Mas, da mesma forma que a globalização e a interconectividade podem trazer possíveis consequências maléficas, alguns benefícios também podem advir desta rede de comunicação gigantesca criada nas últimas duas décadas. Muitas experiências de trocas de informações científicas foram vivenciadas e aprimoradas: a troca de experiências para o desenvolvimento de soluções (testes diagnósticos, vacinas, opções de tratamento para a doença e suas complicações). A ampla rede de comunicação e conectividade tornou mais possível a realização de pesquisas em vários centros ao mesmo tempo para a aprovação mais rápida das soluções propostas (novos testes e tratamentos) e a divulgação mais rápida das soluções encontradas para o restante do mundo. Foi incrível até mesmo observar como estas mesmas redes de comunicação rápida (internet, diversos tipos de mídia) podem ao mesmo tempo nos trazer enormes problemas, quando utilizadas para a divulgação de notícias falsas, tratamentos ineficazes ou discussões improdutivas.
 
Na área da saúde, também não foi diferente. A pandemia trouxe muitas ameaças à saúde coletiva e individual, problemas, doenças físicas e mentais (agudas e crônicas) e morte. Mesmo quem não teve Covid foi diretamente muito afetado pela pandemia. As mudanças na rotina diária trouxeram grandes prejuízos para a nossa saúde física e mental. Muitos se alimentaram pior, fizeram menos exercício, ficaram mais estressados, fumaram mais, adiaram o autocuidado e seus tratamentos e prejudicaram muito mais a sua própria saúde.
 
Por outro lado, a pandemia trouxe uma evidência muito clara do quanto é importante nos mantermos saudáveis. Há cerca de 40 anos, a ciência vem descobrindo a importância do indivíduo se manter saudável para o seu futuro. Já sabíamos da importância de cuidar de nossa alimentação, do nosso peso, praticar atividade física, não fumar, mantermos níveis adequados de pressão arterial, glicose e colesterol sanguíneos. Sabíamos que nos mantermos saudáveis ao longo da vida poderia nos garantir uma maior quantidade e qualidade de vida, especialmente após os 55 anos. Mas, essa era uma ideia vaga, já que o benefício parecia muito distante.
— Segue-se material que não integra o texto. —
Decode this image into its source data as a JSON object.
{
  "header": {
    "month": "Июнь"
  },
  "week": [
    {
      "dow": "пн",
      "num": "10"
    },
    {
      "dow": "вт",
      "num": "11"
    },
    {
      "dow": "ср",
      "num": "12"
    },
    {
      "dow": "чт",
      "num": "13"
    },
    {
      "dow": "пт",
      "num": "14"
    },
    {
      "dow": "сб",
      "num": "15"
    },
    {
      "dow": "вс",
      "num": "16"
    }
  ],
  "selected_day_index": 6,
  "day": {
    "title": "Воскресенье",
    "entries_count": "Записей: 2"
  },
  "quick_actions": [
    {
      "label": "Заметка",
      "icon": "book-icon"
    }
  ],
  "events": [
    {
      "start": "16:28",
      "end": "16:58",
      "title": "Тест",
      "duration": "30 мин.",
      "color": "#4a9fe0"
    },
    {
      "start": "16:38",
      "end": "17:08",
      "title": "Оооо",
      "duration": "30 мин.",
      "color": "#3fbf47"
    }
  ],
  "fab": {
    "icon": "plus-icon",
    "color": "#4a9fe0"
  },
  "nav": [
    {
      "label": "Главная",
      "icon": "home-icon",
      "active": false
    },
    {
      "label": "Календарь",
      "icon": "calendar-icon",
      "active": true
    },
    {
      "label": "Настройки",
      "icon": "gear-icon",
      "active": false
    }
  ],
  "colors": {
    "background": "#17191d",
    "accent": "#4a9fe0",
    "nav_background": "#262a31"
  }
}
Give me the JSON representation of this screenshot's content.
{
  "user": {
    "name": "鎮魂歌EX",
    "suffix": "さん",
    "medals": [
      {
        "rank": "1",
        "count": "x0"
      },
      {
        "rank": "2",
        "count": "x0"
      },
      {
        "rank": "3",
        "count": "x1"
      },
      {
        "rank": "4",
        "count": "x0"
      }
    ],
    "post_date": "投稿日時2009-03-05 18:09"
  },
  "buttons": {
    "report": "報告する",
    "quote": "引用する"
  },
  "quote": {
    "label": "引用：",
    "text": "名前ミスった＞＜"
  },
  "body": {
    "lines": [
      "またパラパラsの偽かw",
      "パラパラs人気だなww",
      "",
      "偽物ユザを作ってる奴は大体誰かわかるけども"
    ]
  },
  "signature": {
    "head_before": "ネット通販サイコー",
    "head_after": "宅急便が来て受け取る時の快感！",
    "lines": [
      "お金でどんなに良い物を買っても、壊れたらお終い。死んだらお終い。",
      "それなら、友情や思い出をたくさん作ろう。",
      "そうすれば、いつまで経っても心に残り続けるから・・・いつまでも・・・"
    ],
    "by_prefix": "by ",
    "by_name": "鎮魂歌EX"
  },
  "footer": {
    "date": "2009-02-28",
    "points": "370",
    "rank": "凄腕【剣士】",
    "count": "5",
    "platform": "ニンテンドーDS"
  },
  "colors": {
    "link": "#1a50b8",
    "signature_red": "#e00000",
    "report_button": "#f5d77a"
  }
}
O que não imaginávamos com tanta clareza é o quanto se manter saudável pode ser tão importante para o presente imediato... Não tínhamos, por exemplo, uma ideia tão concreta da importância de uma boa saúde para o enfrentamento de uma doença respiratória infecciosa. Ao percebermos que a maioria dos óbitos por Covid em indivíduos com menos de 60 anos ocorreu em indivíduos obesos, diabéticos, hipertensos, fumantes, etilistas ou portadores de comorbidades, pudemos entender o quanto nos mantermos saudáveis pode nos ajudar agora. Além disso, nos últimos 5 anos, surgiram várias evidências científicas que mostram que manter uma boa saúde pode ser muito mais importante do que apenas diminuir a chance de doenças cardiovasculares. Sabemos agora que uma boa saúde pode diminuir também a incidência de câncer, doenças gastrintestinais, doenças osteoarticulares e, principalmente, doenças mentais não só nos idosos, como também nos adultos jovens (e até em adolescentes). Descobrimos que o benefício de se manter saudável é muito mais precoce do que imaginávamos. Portanto, mãos à obra!